In der Spätantike findet der Ausdruck dann auch im philosophischen Kontext Verwendung, wenn der verborgene Sinn einer Äußerung angesprochen ist, und wird insbesondere von Proklos auf den Bereich des Göttlichen bezogen.[1]
Die neuzeitliche Verwendung im Sinne einer spezifischen Variante religiöser Praxis und einer spezifischen Sorte religiöser Literatur ist - folgt man dem Mystikforscher Michel de Certeau - Ergebnis einer Begriffsverschiebung, die an der substantivischen Verwendung kenntlich ist: es wird nicht mehr gesprochen von "mystischer Theologie" als einem konstitutiven Bestandteil religiösen Denkens, sondern von "Mystik" als einem Typus außergewöhnlicher Verfahren.
Ähnlich wie hin und wieder Mystik selbst bezeichnen davon abgeleitete Wörter wie Mystizismus und mystisch in der heutigen Umgangssprache auch als unverständlich, rätselhaft oder unsinnig empfundene Redeweisen – ohne dass ein Bezug auf spezifische Traditionen religiöser Mystik mitgemeint wäre.

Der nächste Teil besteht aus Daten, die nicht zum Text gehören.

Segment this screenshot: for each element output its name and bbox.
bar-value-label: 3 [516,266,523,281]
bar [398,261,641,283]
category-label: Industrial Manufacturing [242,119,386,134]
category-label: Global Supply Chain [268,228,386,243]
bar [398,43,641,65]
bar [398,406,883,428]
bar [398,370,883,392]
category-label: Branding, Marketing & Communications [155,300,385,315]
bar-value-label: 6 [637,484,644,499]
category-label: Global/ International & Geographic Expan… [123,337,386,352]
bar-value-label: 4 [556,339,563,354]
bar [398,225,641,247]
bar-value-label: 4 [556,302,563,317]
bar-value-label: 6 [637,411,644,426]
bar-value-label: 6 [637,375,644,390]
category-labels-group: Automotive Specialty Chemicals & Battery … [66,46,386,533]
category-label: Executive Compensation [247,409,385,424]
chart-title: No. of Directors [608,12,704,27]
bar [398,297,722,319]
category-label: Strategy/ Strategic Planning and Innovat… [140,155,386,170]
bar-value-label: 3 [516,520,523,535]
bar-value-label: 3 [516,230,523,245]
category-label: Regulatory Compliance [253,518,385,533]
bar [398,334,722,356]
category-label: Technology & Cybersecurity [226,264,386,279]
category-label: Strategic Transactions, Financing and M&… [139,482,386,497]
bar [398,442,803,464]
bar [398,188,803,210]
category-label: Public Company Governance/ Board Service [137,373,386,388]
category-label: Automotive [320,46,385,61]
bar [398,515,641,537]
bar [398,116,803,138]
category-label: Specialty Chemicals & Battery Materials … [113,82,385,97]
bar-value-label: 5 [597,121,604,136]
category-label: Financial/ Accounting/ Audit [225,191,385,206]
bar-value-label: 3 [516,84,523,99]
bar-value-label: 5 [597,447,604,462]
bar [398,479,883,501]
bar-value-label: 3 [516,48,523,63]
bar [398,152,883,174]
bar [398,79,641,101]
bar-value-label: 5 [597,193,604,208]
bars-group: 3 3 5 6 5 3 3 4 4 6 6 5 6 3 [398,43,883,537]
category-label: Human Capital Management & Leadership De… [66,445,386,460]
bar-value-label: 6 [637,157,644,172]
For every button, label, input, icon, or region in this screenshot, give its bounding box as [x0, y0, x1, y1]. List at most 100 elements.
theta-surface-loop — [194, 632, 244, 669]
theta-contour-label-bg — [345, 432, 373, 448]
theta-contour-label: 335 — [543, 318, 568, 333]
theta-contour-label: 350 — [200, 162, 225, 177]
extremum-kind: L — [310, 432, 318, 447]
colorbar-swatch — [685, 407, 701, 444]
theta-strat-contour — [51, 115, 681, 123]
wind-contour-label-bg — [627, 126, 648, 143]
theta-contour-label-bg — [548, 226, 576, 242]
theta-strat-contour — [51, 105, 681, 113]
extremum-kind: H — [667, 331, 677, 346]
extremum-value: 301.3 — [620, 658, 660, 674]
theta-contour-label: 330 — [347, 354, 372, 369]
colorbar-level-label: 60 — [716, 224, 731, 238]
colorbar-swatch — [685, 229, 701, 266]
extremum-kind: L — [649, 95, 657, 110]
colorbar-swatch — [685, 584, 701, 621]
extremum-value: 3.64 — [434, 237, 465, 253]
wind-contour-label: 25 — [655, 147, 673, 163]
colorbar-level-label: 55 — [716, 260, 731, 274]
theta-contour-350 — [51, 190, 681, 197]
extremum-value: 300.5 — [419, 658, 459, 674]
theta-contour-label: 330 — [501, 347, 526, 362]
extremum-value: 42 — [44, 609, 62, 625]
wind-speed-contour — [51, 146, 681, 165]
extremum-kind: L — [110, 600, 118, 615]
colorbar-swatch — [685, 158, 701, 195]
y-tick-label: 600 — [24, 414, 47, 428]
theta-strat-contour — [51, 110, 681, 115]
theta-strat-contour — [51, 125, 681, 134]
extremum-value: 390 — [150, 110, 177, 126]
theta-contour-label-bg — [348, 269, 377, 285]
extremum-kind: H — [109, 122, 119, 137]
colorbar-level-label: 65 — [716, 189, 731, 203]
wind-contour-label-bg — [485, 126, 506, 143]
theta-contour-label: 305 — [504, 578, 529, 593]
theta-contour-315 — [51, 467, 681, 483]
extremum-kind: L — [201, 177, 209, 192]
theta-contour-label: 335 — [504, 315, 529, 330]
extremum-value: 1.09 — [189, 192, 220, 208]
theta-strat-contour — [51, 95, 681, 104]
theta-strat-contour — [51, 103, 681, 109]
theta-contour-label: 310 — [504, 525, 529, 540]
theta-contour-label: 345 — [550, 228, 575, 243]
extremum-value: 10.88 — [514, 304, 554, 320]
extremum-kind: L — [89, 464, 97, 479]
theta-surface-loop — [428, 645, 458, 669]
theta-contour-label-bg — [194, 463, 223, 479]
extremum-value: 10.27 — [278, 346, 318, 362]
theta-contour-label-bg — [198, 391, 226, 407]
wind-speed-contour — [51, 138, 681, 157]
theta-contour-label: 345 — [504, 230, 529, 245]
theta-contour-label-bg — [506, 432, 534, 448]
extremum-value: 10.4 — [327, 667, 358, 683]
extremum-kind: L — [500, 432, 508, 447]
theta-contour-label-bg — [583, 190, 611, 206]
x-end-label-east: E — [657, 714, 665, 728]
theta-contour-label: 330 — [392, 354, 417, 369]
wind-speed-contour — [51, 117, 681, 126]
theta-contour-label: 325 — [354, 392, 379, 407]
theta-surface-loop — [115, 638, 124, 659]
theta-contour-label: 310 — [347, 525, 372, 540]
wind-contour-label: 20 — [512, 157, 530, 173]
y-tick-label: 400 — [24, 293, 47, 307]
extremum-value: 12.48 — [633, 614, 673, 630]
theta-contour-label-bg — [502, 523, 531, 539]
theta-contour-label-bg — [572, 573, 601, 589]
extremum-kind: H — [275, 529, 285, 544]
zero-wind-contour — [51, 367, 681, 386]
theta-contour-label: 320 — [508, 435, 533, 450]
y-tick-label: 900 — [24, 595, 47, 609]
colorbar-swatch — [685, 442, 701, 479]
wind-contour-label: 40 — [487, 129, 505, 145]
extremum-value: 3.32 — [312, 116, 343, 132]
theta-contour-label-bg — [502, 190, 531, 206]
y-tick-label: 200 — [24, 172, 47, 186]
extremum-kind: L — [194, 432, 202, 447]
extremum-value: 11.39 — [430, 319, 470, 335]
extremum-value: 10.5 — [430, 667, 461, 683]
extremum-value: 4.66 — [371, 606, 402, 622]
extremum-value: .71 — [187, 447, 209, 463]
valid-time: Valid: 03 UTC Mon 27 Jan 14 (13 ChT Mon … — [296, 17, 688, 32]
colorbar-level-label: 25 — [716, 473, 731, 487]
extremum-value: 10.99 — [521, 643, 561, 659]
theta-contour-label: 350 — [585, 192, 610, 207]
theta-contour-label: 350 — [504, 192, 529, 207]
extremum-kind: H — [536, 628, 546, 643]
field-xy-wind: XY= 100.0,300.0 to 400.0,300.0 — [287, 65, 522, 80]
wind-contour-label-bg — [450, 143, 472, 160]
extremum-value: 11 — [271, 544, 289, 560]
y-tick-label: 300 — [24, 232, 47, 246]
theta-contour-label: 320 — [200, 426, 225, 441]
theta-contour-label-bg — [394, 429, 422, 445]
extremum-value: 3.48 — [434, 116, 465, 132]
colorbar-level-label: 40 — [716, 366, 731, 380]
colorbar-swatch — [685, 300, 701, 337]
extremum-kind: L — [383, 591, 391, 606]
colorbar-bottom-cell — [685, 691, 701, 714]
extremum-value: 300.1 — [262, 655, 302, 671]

Das Thema „Mystik“ ist Forschungsgegenstand innerhalb der Theologien der Offenbarungsreligionen und der Religionswissenschaften, in Kultur-, Geschichts- und Literaturwissenschaft, in der Philosophie und Psychologie. Ein fachwissenschaftlicher Konsens zur Begriffsbestimmung konnte bisher nicht hergestellt werden.
Im alltäglichen Sprachgebrauch sowie in populärer Literatur steht das Thema „Mystik“ meist in Beziehung zu religiösen oder spirituellen Erfahrungen, die als solche nicht objektiv zugänglich scheinen. Die Literatur, in welcher der Ausdruck „Mystik“ in unterschiedlichem Sinne verwendet wird, ist vielfältig.
Trotz aller Unklarheiten lassen sich Merkmale angeben, die zumeist für mystisches Erleben für typisch gehalten werden. Auch ist für mehrere Personen unstrittig, dass diese weithin als Mystiker gelten.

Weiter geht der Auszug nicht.